Speaking during his first earnings call since becoming chief executive officer in March, José Manuel Albesa addressed speculation surrounding a potential deal between the Spanish fragrance and fashion group and the U.S. beauty giant. “As of today, we can confirm that conversations are ongoing, but no final decision has been made yet,” Albesa said, adding that the company could not comment further unless an agreement materializes.

The possible combination of Puig and Estée Lauder would create a beauty group with more than $20 billion in combined sales, potentially forming the world’s largest premium beauty player. The talks were first disclosed in March.

The update came as Puig reported record first-quarter 2026 sales, with revenue reaching €1.22 billion, up 0.8 percent on a reported basis and 4.7 percent organically. The company outperformed broader premium beauty market growth and exceeded analyst expectations, continuing a streak of market-beating performance that has characterized the group’s recent expansion.

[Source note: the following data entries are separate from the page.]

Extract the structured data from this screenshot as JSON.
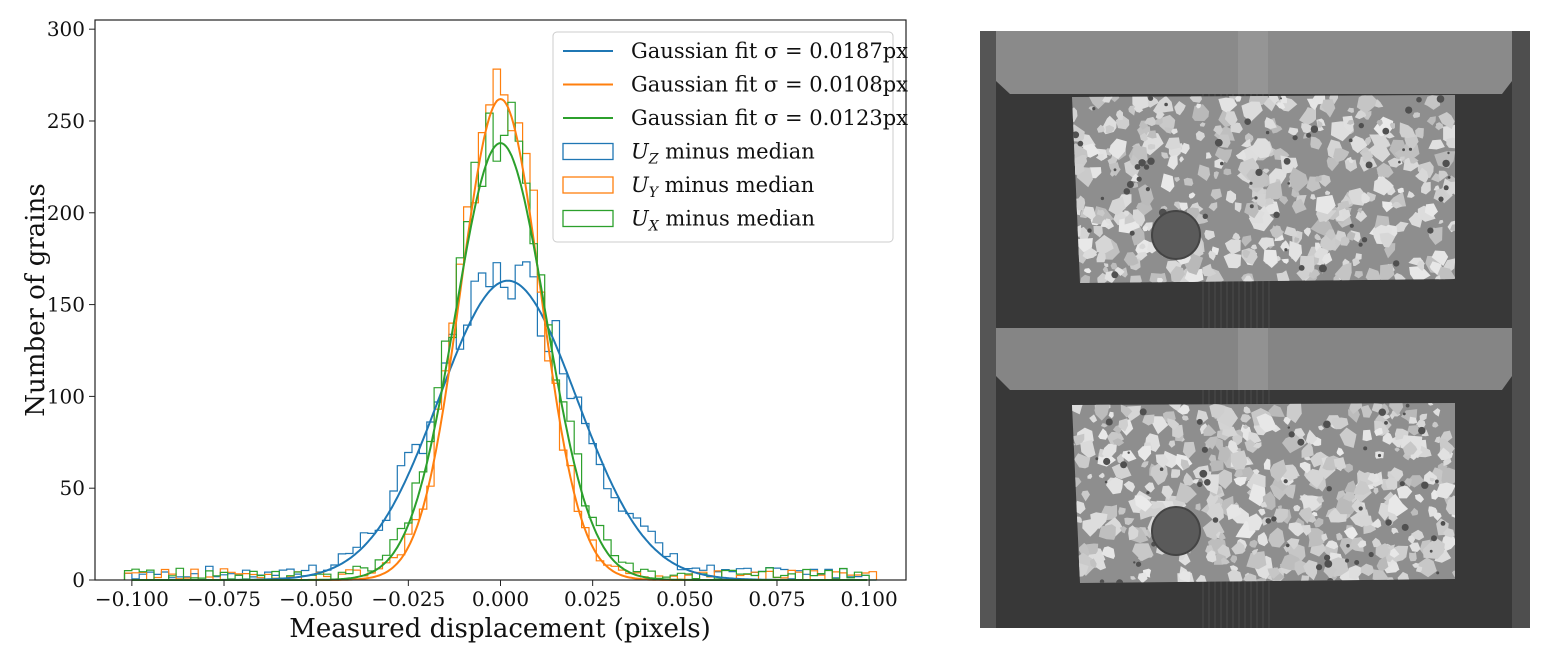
{
  "chart_data": {
    "type": "histogram",
    "xlabel": "Measured displacement (pixels)",
    "ylabel": "Number of grains",
    "xlim": [
      -0.11,
      0.11
    ],
    "ylim": [
      0,
      305
    ],
    "x_ticks": [
      -0.1,
      -0.075,
      -0.05,
      -0.025,
      0.0,
      0.025,
      0.05,
      0.075,
      0.1
    ],
    "x_tick_labels": [
      "−0.100",
      "−0.075",
      "−0.050",
      "−0.025",
      "0.000",
      "0.025",
      "0.050",
      "0.075",
      "0.100"
    ],
    "y_ticks": [
      0,
      50,
      100,
      150,
      200,
      250,
      300
    ],
    "y_tick_labels": [
      "0",
      "50",
      "100",
      "150",
      "200",
      "250",
      "300"
    ],
    "grid": false,
    "legend_position": "top-right",
    "bin_width": 0.002,
    "fits": [
      {
        "label": "Gaussian fit σ = 0.0187px",
        "color": "#1f77b4",
        "mu": 0.002,
        "sigma": 0.0187,
        "amplitude": 163
      },
      {
        "label": "Gaussian fit σ = 0.0108px",
        "color": "#ff7f0e",
        "mu": 0.0,
        "sigma": 0.0108,
        "amplitude": 262
      },
      {
        "label": "Gaussian fit σ = 0.0123px",
        "color": "#2ca02c",
        "mu": 0.0,
        "sigma": 0.0123,
        "amplitude": 238
      }
    ],
    "histograms": [
      {
        "label": "U_Z minus median",
        "label_symbol": "U",
        "label_sub": "Z",
        "label_rest": " minus median",
        "color": "#1f77b4",
        "mu": 0.002,
        "sigma": 0.0187,
        "amplitude": 163,
        "tail": 3.0,
        "seed": 7
      },
      {
        "label": "U_Y minus median",
        "label_symbol": "U",
        "label_sub": "Y",
        "label_rest": " minus median",
        "color": "#ff7f0e",
        "mu": 0.0,
        "sigma": 0.0108,
        "amplitude": 272,
        "tail": 2.5,
        "seed": 13
      },
      {
        "label": "U_X minus median",
        "label_symbol": "U",
        "label_sub": "X",
        "label_rest": " minus median",
        "color": "#2ca02c",
        "mu": 0.0,
        "sigma": 0.0123,
        "amplitude": 245,
        "tail": 2.5,
        "seed": 29
      }
    ]
  },
  "image": {
    "caption": "",
    "colors": {
      "background": "#3a3a3a",
      "frame": "#6e6e6e",
      "sample": "#9a9a9a",
      "grain": "#d8d8d8"
    }
  }
}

Albesa described the quarter as broadly positive across both categories and geographies. Puig’s core fragrance and fashion division — home to brands including Rabanne, Carolina Herrera and Jean Paul Gaultier — generated €897.2 million in sales, accounting for 74 percent of total revenue. Organic growth in the category reached 3.9 percent despite softer conditions in prestige fragrance overall.

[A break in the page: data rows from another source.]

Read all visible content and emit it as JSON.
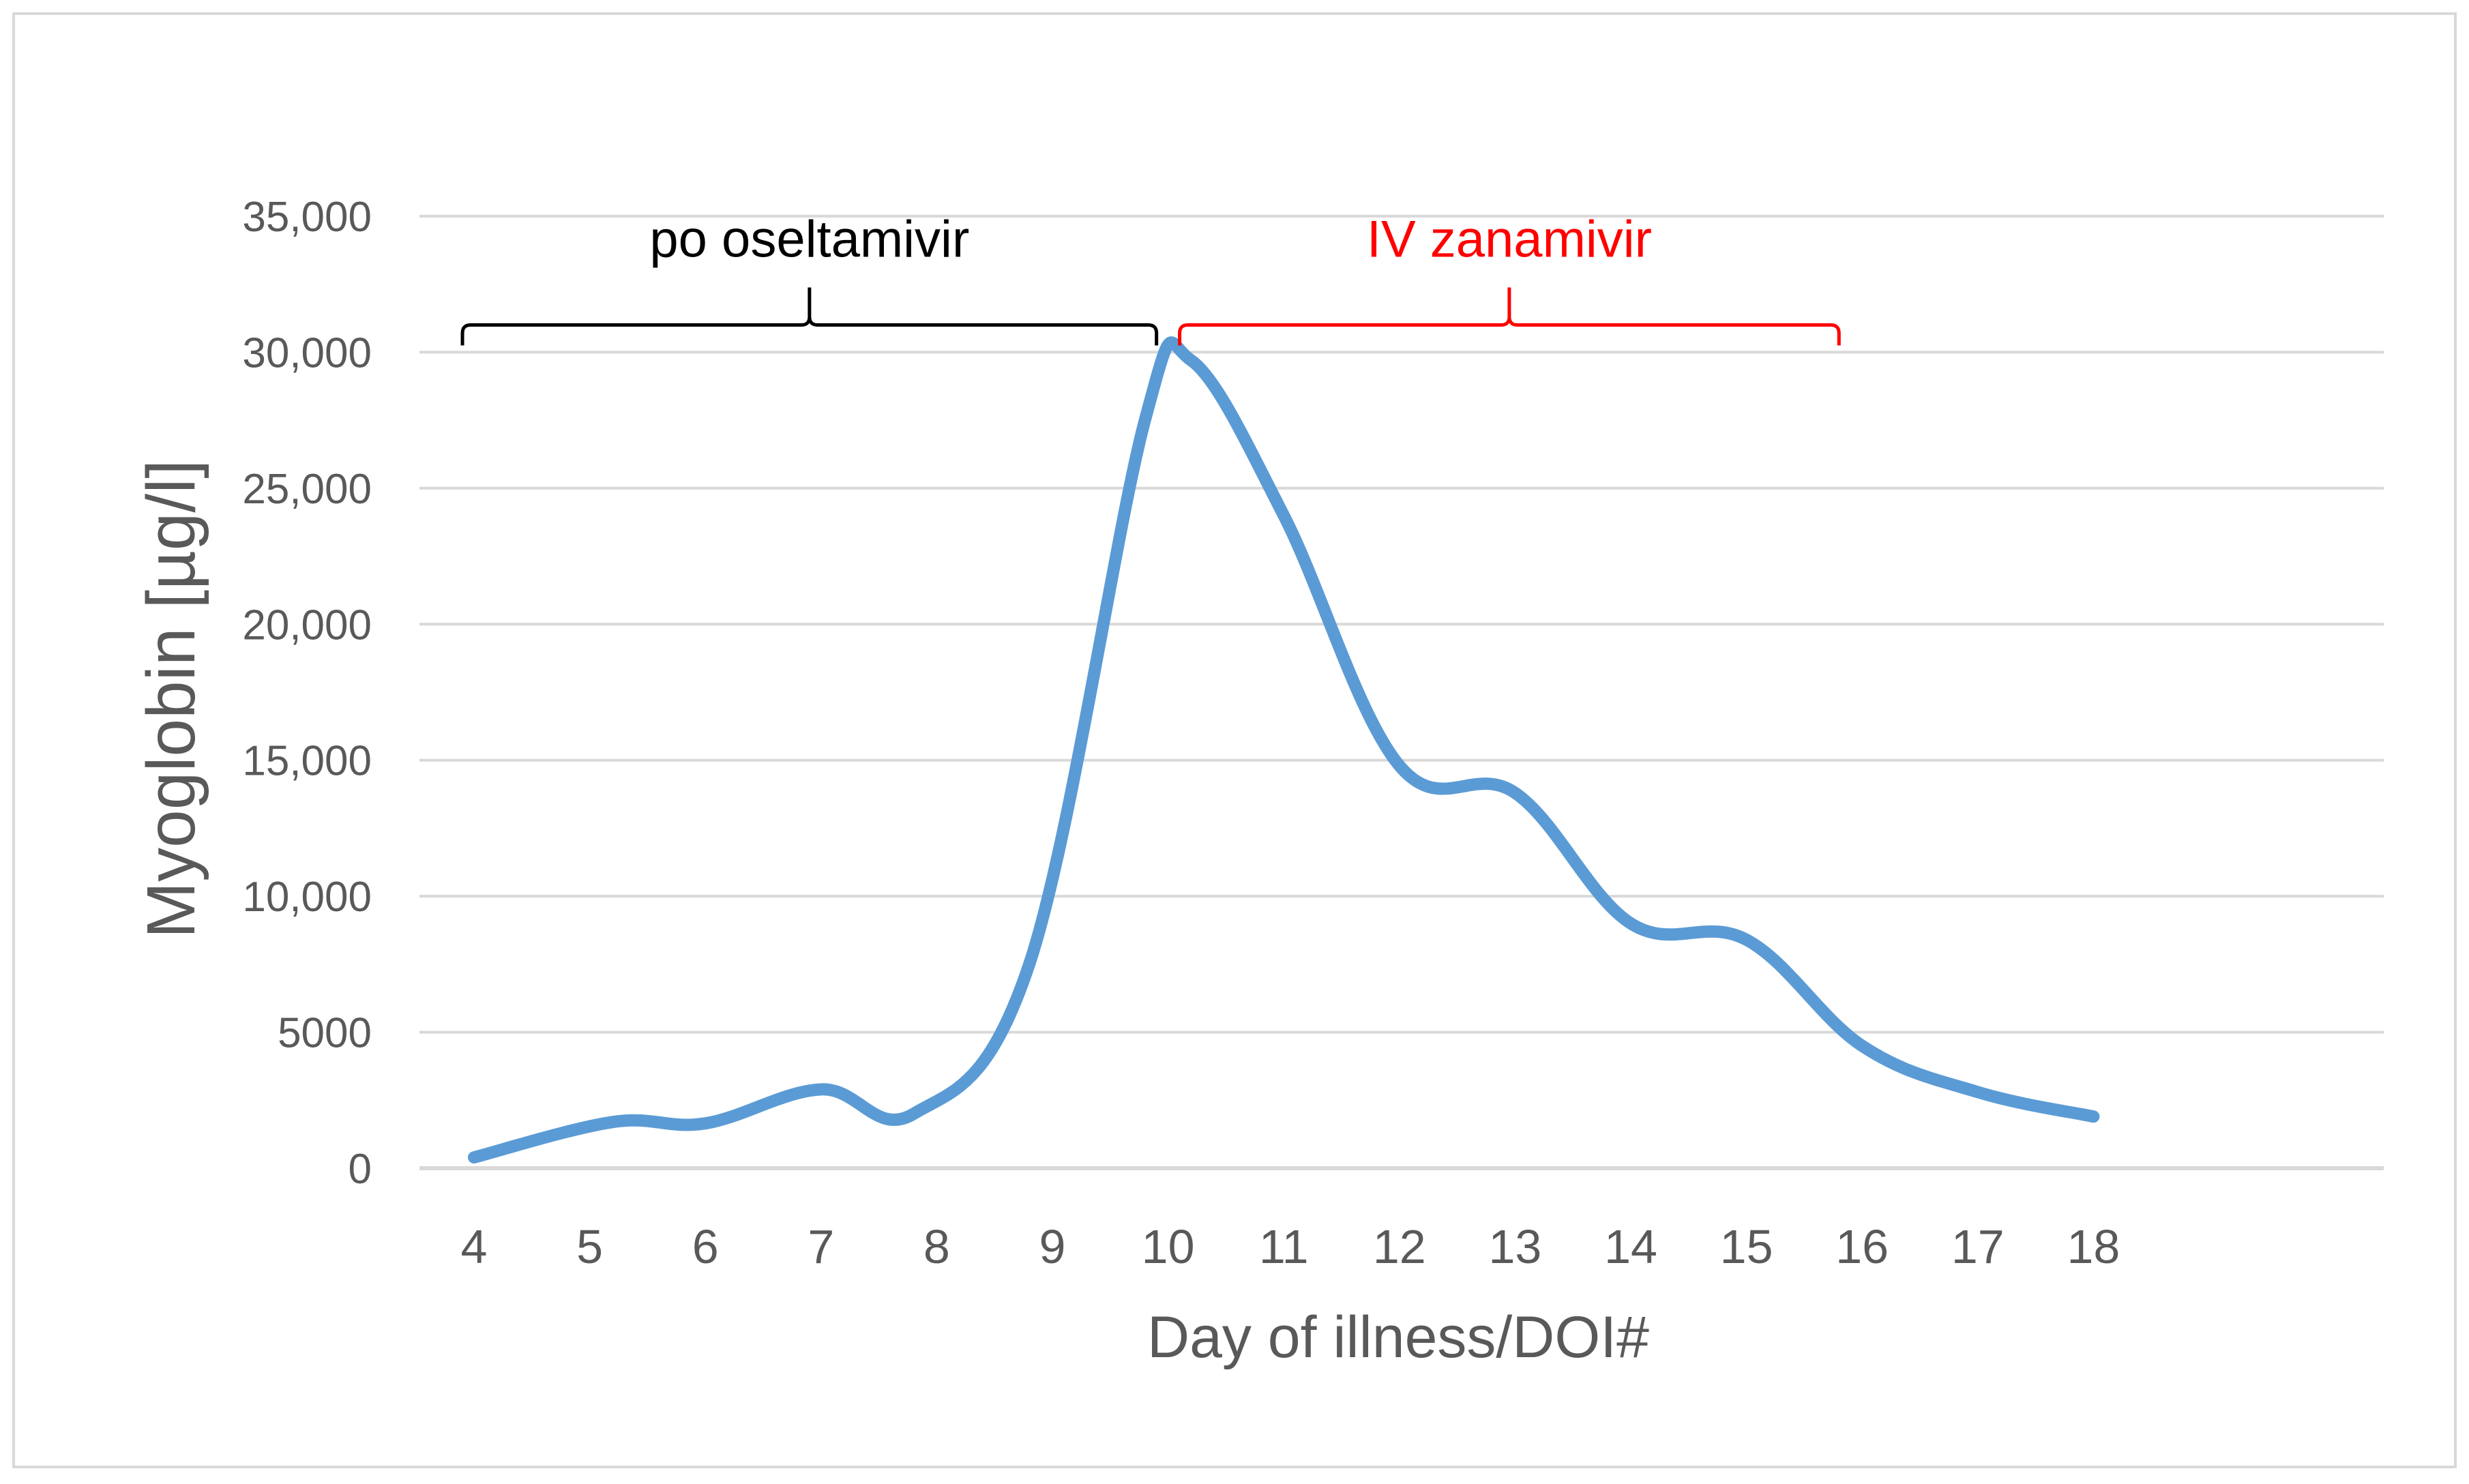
{
  "chart_data": {
    "type": "line",
    "title": "",
    "xlabel": "Day of illness/DOI#",
    "ylabel": "Myoglobin [µg/l]",
    "ylim": [
      0,
      35000
    ],
    "grid": true,
    "x_categories": [
      "4",
      "5",
      "6",
      "7",
      "8",
      "9",
      "10",
      "11",
      "12",
      "13",
      "14",
      "15",
      "16",
      "17",
      "18"
    ],
    "y_ticks": [
      {
        "value": 0,
        "label": "0"
      },
      {
        "value": 5000,
        "label": "5000"
      },
      {
        "value": 10000,
        "label": "10,000"
      },
      {
        "value": 15000,
        "label": "15,000"
      },
      {
        "value": 20000,
        "label": "20,000"
      },
      {
        "value": 25000,
        "label": "25,000"
      },
      {
        "value": 30000,
        "label": "30,000"
      },
      {
        "value": 35000,
        "label": "35,000"
      }
    ],
    "series": [
      {
        "color": "#5b9bd5",
        "points": [
          {
            "x": 4.0,
            "y": 400
          },
          {
            "x": 5.2,
            "y": 1700
          },
          {
            "x": 6.0,
            "y": 1650
          },
          {
            "x": 7.0,
            "y": 2900
          },
          {
            "x": 7.8,
            "y": 2000
          },
          {
            "x": 8.8,
            "y": 7500
          },
          {
            "x": 9.8,
            "y": 27500
          },
          {
            "x": 10.2,
            "y": 29700
          },
          {
            "x": 11.0,
            "y": 24000
          },
          {
            "x": 12.0,
            "y": 14800
          },
          {
            "x": 13.0,
            "y": 13800
          },
          {
            "x": 14.0,
            "y": 9000
          },
          {
            "x": 15.0,
            "y": 8400
          },
          {
            "x": 16.0,
            "y": 4500
          },
          {
            "x": 17.0,
            "y": 2800
          },
          {
            "x": 18.0,
            "y": 1900
          }
        ]
      }
    ],
    "annotations": [
      {
        "text": "po oseltamivir",
        "color": "#000000",
        "x_start": 3.9,
        "x_end": 9.9,
        "y": 31000
      },
      {
        "text": "IV zanamivir",
        "color": "#ff0000",
        "x_start": 10.1,
        "x_end": 15.8,
        "y": 31000
      }
    ]
  }
}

The company highlighted continued momentum in niche fragrances, where brands such as Byredo, Penhaligon’s and L’Artisan Parfumeur delivered double-digit growth. Albesa identified the category as a major long-term opportunity, particularly in North America, where Puig remains underpenetrated relative to competitors.

“We see huge potential for niche,” Albesa said, noting that Puig’s niche brands are currently distributed in only around 150 U.S. retail locations, compared with approximately 600 for leading rivals. The company plans to expand selectively in the market this year while maintaining a productivity-driven approach.

Makeup was Puig’s fastest-growing category in the quarter, with sales up 9.2 percent organically to €170.8 million, driven primarily by Charlotte Tilbury. Albesa said the brand still has substantial room for expansion globally, currently operating in only a fraction of its potential distribution footprint.

Skin care sales rose 4.7 percent organically to €147.3 million, supported by balanced contributions across the portfolio.

Regionally, Europe, the Middle East and Africa remained Puig’s largest market, generating €643.8 million in sales. However, the company acknowledged softer consumer demand and ongoing disruption related to geopolitical tensions in the Middle East, which had an estimated 1.2 percent negative impact on regional revenue during the quarter.

Sales in the Americas rose 2 percent organically to €428.3 million, supported by continued strength from Carolina Herrera and Byredo. Meanwhile, Asia-Pacific delivered the strongest growth, with organic sales up 26.1 percent to €131 million, fueled by demand for niche fragrance and Charlotte Tilbury.

Albesa identified Asia-Pacific as a major strategic growth area for the company, noting that while the region accounts for more than one-third of the global beauty market, it currently represents only 11 percent of Puig’s revenue.

The company maintained its full-year guidance, expecting to continue outperforming the premium beauty market while keeping adjusted EBITDA margins stable despite a more challenging cost environment.

Albesa also addressed increasing promotional activity across the prestige beauty sector, making clear that Puig does not intend to compete through discounting. “We are not going to play this game,” he said. “We will lean on the strength of our brands, and we remain confident that we will outperform through innovation.”

As merger speculation continues, Puig’s latest results reinforce the group’s positioning as one of the fastest-growing players in global premium beauty — combining strong fragrance leadership with expanding momentum in makeup, skin care, and niche luxury categories.